Part of me wants to chalk that up to Marchoasias' want to return to heaven. It's really quite saddening, I imagine he's kind of like a lovely person who picked the wrong team in Angelic Kick-Ball.

Anyways. Fascinating stuff if you don't get too roped-into it. 
Valac and Gremory are my favorites. They make me want to be a cute angelic orphan, and ride a camel.

I've still not gotten paid, which is troubling. I plan to personally show up and claim the money today, as I was supposed to have it delivered yesterday and, despite attempts to contact her, my supervisor kind of left me hanging. I'm not taking it personally, but it is just under a month overdue and that kind of irks me. That's a long time to wait to be paid, and I don't exactly have an account brimming with wealth right now.

Awhile back, An called for assistance, and I wasn't able to do more than twiddle my thumbs and say, "That's unfortunate - I'm at work." I felt kind of bad. I hate turning people away when they ask for help. I just couldn't afford to buy food.

All things considered, though, I'm excited.
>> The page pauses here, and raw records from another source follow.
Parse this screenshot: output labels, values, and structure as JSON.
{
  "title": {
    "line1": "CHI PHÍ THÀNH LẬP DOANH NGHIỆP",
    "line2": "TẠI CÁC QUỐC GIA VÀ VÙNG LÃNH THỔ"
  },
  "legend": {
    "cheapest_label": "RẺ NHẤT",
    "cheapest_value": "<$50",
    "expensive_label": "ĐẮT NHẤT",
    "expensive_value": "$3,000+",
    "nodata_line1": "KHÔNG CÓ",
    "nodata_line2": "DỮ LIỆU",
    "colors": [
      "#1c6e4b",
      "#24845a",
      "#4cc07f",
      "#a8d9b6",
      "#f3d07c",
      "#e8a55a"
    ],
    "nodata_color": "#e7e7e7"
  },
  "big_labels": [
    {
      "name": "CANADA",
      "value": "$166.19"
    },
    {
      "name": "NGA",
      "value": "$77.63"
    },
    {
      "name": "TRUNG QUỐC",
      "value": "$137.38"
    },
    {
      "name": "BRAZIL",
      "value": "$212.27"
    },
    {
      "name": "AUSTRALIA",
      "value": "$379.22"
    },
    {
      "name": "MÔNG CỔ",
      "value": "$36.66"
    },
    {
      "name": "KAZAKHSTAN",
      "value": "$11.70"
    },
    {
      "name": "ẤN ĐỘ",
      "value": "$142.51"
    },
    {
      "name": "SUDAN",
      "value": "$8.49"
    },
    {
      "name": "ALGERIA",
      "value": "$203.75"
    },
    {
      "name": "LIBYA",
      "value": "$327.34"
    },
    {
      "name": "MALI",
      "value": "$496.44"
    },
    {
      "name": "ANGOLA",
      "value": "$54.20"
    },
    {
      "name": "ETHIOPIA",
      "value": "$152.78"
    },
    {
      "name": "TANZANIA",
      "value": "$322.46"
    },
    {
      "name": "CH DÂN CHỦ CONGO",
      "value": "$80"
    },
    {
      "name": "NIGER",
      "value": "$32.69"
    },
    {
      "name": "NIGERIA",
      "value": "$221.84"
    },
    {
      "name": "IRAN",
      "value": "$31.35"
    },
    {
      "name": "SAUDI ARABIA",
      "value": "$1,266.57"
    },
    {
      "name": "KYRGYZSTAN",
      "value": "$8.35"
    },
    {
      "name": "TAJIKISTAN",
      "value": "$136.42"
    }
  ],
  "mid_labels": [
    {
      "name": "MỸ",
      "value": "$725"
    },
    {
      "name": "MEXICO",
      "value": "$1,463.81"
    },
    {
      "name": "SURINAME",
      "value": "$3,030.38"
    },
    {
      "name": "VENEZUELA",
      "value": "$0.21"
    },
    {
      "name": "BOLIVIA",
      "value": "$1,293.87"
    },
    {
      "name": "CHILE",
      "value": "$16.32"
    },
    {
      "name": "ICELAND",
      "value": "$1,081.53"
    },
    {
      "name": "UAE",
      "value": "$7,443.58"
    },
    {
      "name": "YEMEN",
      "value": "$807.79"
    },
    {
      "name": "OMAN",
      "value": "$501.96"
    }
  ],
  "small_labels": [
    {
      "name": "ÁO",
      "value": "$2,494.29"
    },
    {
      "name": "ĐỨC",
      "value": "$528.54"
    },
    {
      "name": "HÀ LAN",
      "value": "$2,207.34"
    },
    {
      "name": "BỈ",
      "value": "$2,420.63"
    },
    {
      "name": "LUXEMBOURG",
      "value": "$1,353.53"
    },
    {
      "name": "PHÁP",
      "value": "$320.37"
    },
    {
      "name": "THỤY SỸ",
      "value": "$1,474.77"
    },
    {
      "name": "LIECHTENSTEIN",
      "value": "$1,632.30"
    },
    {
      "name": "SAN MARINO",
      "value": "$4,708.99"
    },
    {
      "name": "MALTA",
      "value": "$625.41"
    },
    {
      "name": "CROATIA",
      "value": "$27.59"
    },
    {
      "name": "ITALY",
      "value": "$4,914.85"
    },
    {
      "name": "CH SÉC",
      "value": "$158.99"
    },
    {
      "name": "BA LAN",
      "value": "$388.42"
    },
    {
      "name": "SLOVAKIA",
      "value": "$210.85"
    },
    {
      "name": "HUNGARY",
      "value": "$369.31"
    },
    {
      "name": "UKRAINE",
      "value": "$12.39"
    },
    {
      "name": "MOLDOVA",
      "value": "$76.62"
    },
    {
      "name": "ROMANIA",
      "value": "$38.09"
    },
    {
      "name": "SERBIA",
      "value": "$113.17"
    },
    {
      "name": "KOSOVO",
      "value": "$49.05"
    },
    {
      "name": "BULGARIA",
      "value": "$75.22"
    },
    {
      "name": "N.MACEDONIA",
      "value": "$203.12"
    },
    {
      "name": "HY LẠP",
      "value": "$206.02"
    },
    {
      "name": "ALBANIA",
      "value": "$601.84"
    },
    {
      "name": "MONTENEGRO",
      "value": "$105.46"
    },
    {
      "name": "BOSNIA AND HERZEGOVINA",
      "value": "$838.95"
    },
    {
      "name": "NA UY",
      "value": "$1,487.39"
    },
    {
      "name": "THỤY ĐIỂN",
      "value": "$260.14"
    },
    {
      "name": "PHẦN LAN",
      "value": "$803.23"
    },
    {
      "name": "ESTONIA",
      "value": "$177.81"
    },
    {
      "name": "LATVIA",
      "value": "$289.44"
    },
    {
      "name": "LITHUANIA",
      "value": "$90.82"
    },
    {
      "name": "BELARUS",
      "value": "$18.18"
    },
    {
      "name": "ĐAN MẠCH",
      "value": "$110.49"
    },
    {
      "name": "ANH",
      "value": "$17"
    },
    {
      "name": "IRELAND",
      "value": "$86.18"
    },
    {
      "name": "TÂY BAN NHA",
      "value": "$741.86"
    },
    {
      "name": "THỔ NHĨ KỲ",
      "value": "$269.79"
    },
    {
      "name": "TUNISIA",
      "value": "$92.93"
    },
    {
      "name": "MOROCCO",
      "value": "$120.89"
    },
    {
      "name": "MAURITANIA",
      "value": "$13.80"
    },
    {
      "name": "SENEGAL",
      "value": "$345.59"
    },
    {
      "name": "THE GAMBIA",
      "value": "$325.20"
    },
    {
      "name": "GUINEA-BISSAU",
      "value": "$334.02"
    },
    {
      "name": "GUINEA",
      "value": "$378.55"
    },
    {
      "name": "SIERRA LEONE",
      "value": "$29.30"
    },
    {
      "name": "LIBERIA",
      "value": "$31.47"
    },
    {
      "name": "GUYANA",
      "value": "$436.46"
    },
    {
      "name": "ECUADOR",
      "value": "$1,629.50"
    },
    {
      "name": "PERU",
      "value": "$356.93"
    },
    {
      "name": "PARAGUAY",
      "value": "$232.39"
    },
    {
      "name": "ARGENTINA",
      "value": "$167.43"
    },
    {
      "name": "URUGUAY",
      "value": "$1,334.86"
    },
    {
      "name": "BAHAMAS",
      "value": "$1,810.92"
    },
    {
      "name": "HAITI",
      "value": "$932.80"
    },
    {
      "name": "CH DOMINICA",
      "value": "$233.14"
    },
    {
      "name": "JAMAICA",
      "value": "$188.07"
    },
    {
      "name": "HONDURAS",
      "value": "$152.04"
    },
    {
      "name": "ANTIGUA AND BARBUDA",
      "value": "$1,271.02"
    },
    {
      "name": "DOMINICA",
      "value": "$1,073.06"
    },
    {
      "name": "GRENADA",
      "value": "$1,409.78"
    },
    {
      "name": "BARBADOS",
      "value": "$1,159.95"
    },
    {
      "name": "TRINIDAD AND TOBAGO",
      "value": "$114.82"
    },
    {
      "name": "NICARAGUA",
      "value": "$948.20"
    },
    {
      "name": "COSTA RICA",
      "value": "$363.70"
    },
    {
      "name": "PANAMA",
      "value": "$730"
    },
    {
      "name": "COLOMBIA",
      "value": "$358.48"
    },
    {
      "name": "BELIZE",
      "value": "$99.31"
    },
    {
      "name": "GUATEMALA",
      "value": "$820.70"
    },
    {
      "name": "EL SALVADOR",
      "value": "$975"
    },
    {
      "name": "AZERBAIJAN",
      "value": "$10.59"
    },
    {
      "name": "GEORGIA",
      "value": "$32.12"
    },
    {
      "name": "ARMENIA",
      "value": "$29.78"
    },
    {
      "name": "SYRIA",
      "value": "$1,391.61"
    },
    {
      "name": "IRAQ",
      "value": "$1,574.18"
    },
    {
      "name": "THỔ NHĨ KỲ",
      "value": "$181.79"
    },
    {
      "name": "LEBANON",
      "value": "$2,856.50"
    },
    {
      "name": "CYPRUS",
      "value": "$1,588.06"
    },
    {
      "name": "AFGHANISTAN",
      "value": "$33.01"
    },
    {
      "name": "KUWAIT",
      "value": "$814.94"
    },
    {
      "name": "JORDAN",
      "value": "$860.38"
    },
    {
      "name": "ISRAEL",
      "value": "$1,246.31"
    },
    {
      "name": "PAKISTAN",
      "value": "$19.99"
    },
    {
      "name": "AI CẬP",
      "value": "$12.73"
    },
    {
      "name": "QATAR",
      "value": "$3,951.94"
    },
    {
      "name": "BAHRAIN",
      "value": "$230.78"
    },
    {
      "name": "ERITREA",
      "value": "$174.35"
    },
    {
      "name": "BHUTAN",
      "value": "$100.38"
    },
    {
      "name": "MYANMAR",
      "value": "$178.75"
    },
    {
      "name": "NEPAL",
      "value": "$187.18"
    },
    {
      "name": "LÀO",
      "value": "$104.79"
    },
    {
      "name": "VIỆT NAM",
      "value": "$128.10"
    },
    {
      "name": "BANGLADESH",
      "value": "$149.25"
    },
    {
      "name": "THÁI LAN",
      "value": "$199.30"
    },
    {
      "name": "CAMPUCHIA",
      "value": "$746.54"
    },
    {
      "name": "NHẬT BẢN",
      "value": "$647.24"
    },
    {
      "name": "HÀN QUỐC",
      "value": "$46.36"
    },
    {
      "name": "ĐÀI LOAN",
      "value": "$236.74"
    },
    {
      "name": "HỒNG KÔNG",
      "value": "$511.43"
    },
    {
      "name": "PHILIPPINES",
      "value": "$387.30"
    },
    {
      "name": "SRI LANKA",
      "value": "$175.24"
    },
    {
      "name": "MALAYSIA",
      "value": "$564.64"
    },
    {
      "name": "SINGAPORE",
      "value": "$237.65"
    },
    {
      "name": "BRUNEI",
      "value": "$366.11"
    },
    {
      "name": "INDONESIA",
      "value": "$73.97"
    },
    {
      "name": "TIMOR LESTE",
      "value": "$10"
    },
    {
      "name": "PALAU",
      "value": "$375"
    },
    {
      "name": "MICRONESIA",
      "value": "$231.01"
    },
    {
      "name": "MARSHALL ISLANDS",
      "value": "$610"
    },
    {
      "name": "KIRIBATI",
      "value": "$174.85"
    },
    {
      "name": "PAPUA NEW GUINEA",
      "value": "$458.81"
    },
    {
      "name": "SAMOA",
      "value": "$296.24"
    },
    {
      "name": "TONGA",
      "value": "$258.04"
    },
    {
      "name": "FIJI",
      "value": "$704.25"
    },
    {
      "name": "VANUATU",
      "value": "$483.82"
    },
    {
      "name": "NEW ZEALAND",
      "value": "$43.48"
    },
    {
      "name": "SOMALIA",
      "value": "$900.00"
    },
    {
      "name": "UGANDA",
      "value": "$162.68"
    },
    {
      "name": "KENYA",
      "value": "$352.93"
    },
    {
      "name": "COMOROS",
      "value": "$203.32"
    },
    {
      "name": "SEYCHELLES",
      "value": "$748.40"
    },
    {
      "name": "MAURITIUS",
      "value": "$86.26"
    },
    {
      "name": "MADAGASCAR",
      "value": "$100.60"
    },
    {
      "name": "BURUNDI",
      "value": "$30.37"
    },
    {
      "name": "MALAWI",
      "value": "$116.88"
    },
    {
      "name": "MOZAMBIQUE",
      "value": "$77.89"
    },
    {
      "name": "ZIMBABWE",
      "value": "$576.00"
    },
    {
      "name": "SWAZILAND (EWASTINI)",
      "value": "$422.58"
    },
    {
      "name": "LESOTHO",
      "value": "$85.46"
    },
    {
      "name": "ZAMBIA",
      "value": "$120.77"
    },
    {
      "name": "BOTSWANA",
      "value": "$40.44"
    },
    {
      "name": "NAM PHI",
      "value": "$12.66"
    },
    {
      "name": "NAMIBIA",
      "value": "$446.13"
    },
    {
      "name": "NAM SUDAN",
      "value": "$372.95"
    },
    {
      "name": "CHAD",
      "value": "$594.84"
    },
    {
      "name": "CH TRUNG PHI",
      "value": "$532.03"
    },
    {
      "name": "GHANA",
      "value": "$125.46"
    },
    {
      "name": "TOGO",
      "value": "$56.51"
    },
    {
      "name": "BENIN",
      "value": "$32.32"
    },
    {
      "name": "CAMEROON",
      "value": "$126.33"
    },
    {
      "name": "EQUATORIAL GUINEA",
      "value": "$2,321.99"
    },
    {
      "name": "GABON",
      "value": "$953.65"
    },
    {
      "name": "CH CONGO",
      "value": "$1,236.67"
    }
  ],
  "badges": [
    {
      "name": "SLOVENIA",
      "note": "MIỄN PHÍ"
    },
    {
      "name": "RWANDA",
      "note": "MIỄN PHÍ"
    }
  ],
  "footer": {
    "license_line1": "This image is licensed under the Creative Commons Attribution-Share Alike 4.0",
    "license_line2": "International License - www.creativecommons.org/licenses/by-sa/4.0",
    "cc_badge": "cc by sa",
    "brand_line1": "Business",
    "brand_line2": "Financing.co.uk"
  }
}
Thursday, November 1, 2012

In Which I Explain My Owwies.

Alright, so I've got some owwies, yo.
Owwies are instances or additions that warrant the onomatopoeic response, "Ow!" when encountered.
I'm gon' be talkin' about some of mine, some of Saint Lafayette's, and-

Actually, give me a moment. I have to report a small flood to my supervisor at Rudbeckia Enterprises.
It was bad enough to bust out some of our tiles and stop one of our lights from working.

FFFFF-Shit. I'll finish this later. I've got to go carry down some paint. In the rain.
And like...

Bluh.

Ignore the picture, I'll explain it later.

Damn, I lied and got busy.
More over, I slept at 8:30. God, I think I'm getting sick or something.
Either that, or I'm working way too hard.
Lending credence to the second theory, be right back, I'm going to the Gym.